Um turno que nada representa, e sim uma Copa do Interior com a participação do Náutico, que mesmo com Todos com o Nota irá pagar para jogar. Esse início não vale um tostão furado e, no final, dá um bombom para o vencedor, ou seja, a participação na Copa do Brasil. Os pontos serão zerados.

Na segunda fase começa o verdadeiro campeonato, com os 12 clubes participando, que jogarão em jogos de ida, classificando-se 4 para as semifinais, e os oito restantes irão jogar um octagonal cansativo para que dois desses possam ser degolados.

Os ¨gênios¨ que elaboraram essa ¨magnífica¨ fórmula certamente não atentaram para um fato bem significativo, de que um clube que conquistar a primeira fase e não classificar-se para a terceira, corre o risco de rebaixamento.

Mais grave ainda, um outro que terminar em 5º lugar na segunda fase, irá participar do octogonal com o mesmo perigo de ser degolado, já que os pontos adquiridos anteriormente de nada valeram.
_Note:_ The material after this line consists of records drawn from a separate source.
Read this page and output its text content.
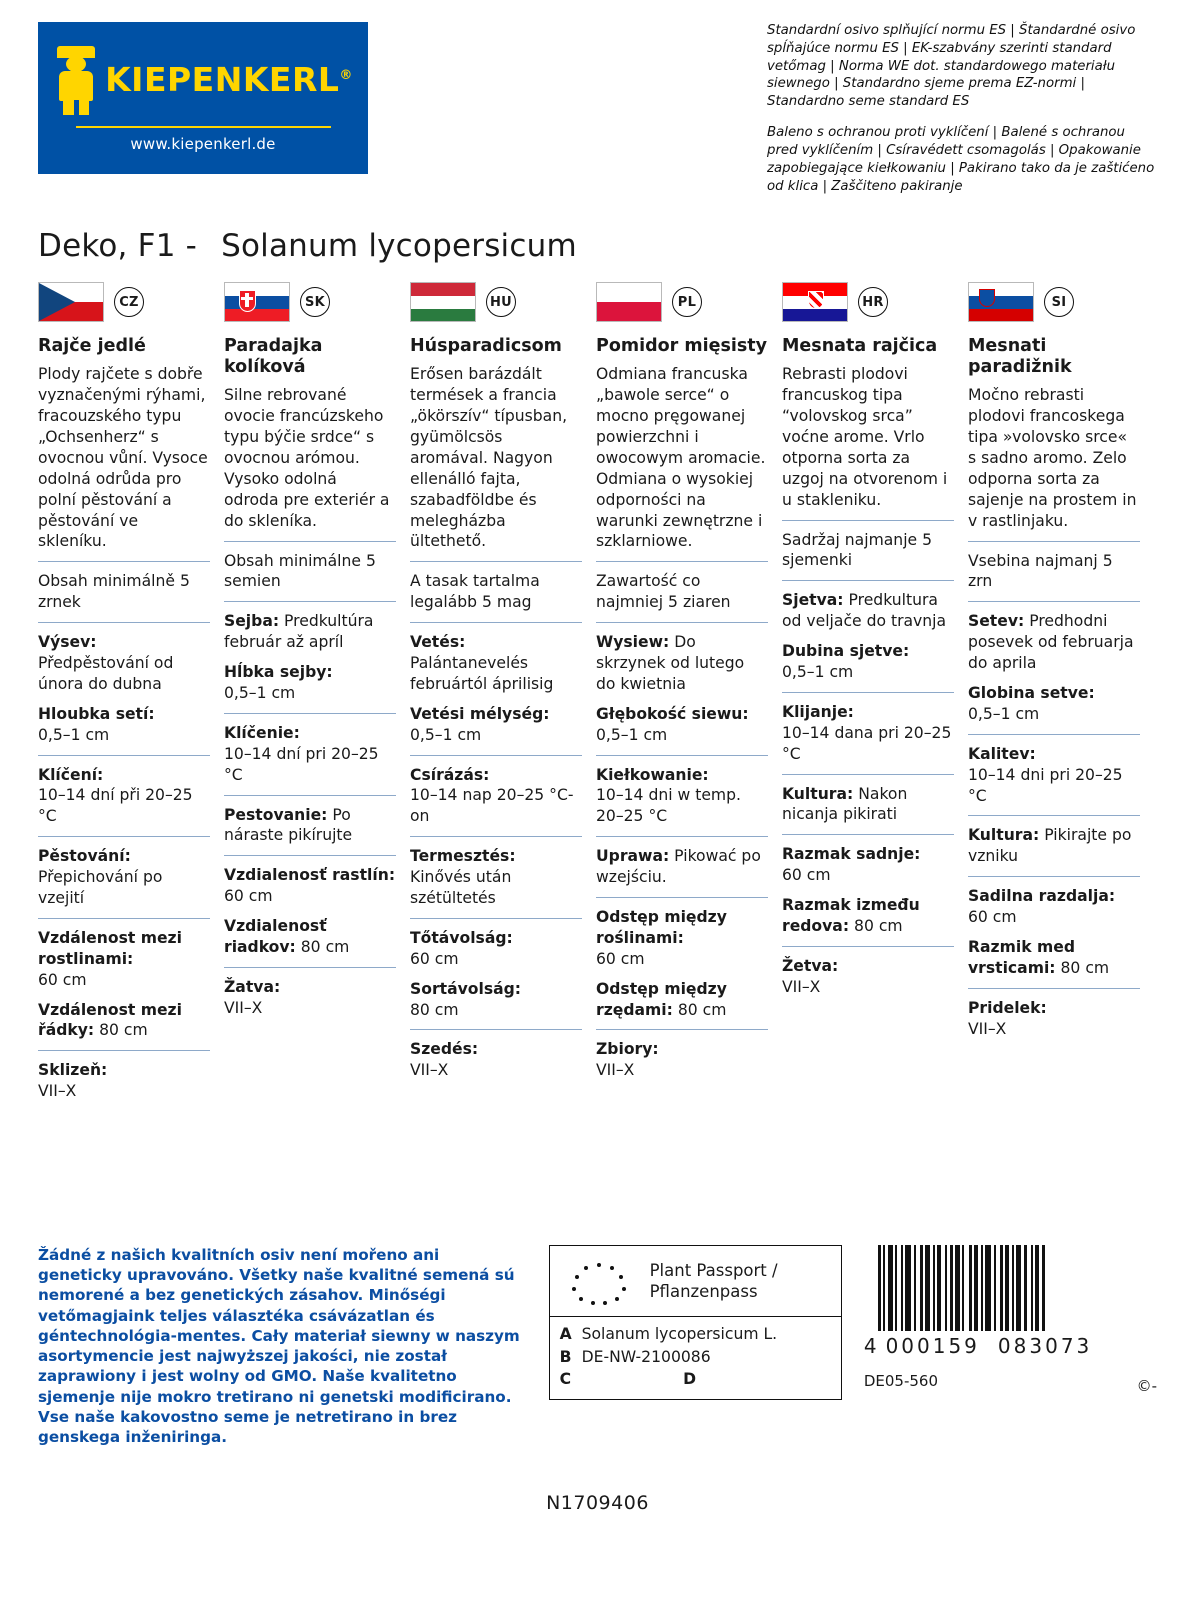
KIEPENKERL®
www.kiepenkerl.de

Standardní osivo splňující normu ES | Štandardné osivo spĺňajúce normu ES | EK-szabvány szerinti standard vetőmag | Norma WE dot. standardowego materiału siewnego | Standardno sjeme prema EZ-normi | Standardno seme standard ES

Baleno s ochranou proti vyklíčení | Balené s ochranou pred vyklíčením | Csíravédett csomagolás | Opakowanie zapobiegające kiełkowaniu | Pakirano tako da je zaštićeno od klica | Zaščiteno pakiranje

Deko, F1 - Solanum lycopersicum
CZ
Rajče jedlé
Plody rajčete s dobře vyznačenými rýhami, fracouzského typu „Ochsenherz“ s ovocnou vůní. Vysoce odolná odrůda pro polní pěstování a pěstování ve skleníku.
Obsah minimálně 5 zrnek
Výsev: Předpěstování od února do dubna
Hloubka setí:
0,5–1 cm
Klíčení:
10–14 dní při 20–25 °C
Pěstování: Přepichování po vzejití
Vzdálenost mezi rostlinami:
60 cm
Vzdálenost mezi řádky: 80 cm
Sklizeň:
VII–X
SK
Paradajka kolíková
Silne rebrované ovocie francúzskeho typu býčie srdce“ s ovocnou arómou. Vysoko odolná odroda pre exteriér a do skleníka.
Obsah minimálne 5 semien
Sejba: Predkultúra február až apríl
Hĺbka sejby:
0,5–1 cm
Klíčenie:
10–14 dní pri 20–25 °C
Pestovanie: Po náraste pikírujte
Vzdialenosť rastlín:
60 cm
Vzdialenosť riadkov: 80 cm
Žatva:
VII–X
HU
Húsparadicsom
Erősen barázdált termések a francia „ökörszív“ típusban, gyümölcsös aromával. Nagyon ellenálló fajta, szabadföldbe és melegházba ültethető.
A tasak tartalma legalább 5 mag
Vetés: Palántanevelés februártól áprilisig
Vetési mélység:
0,5–1 cm
Csírázás:
10–14 nap 20–25 °C-on
Termesztés:
Kinővés után szétültetés
Tőtávolság:
60 cm
Sortávolság:
80 cm
Szedés:
VII–X
PL
Pomidor mięsisty
Odmiana francuska „bawole serce“ o mocno pręgowanej powierzchni i owocowym aromacie. Odmiana o wysokiej odporności na warunki zewnętrzne i szklarniowe.
Zawartość co najmniej 5 ziaren
Wysiew: Do skrzynek od lutego do kwietnia
Głębokość siewu:
0,5–1 cm
Kiełkowanie:
10–14 dni w temp. 20–25 °C
Uprawa: Pikować po wzejściu.
Odstęp między roślinami:
60 cm
Odstęp między rzędami: 80 cm
Zbiory:
VII–X
HR
Mesnata rajčica
Rebrasti plodovi francuskog tipa “volovskog srca” voćne arome. Vrlo otporna sorta za uzgoj na otvorenom i u stakleniku.
Sadržaj najmanje 5 sjemenki
Sjetva: Predkultura od veljače do travnja
Dubina sjetve:
0,5–1 cm
Klijanje:
10–14 dana pri 20–25 °C
Kultura: Nakon nicanja pikirati
Razmak sadnje:
60 cm
Razmak između redova: 80 cm
Žetva:
VII–X
SI
Mesnati paradižnik
Močno rebrasti plodovi francoskega tipa »volovsko srce« s sadno aromo. Zelo odporna sorta za sajenje na prostem in v rastlinjaku.
Vsebina najmanj 5 zrn
Setev: Predhodni posevek od februarja do aprila
Globina setve:
0,5–1 cm
Kalitev:
10–14 dni pri 20–25 °C
Kultura: Pikirajte po vzniku
Sadilna razdalja:
60 cm
Razmik med vrsticami: 80 cm
Pridelek:
VII–X
Žádné z našich kvalitních osiv není mořeno ani geneticky upravováno. Všetky naše kvalitné semená sú nemorené a bez genetických zásahov. Minőségi vetőmagjaink teljes választéka csávázatlan és géntechnológia-mentes. Cały materiał siewny w naszym asortymencie jest najwyższej jakości, nie został zaprawiony i jest wolny od GMO. Naše kvalitetno sjemenje nije mokro tretirano ni genetski modificirano. Vse naše kakovostno seme je netretirano in brez genskega inženiringa.
Plant Passport / Pflanzenpass
A Solanum lycopersicum L.
B DE-NW-2100086
C	D
4 000159 083073
DE05-560	©-
N1709406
O mais estranho de tudo é o comportamento dos clubes quando aprovaram uma clara monstruosidade, demonstrando  que pouco estão ligando para os seus futuros, quando os maiores continuarão com participações nos Brasileiros sem nenhum brilhantismo, e os do interior voltam para suas casas a fim de iniciarem o processo de hibernação, por serem sazonais.

Infelizmente em Pernambuco nada muda, pois existe uma união para o prosseguimento da mesmice e, sobretudo, da mediocridade.

Por conta disso, escrevemos esse artigo para que possa ser lido pelos racionais e que gostam do futebol.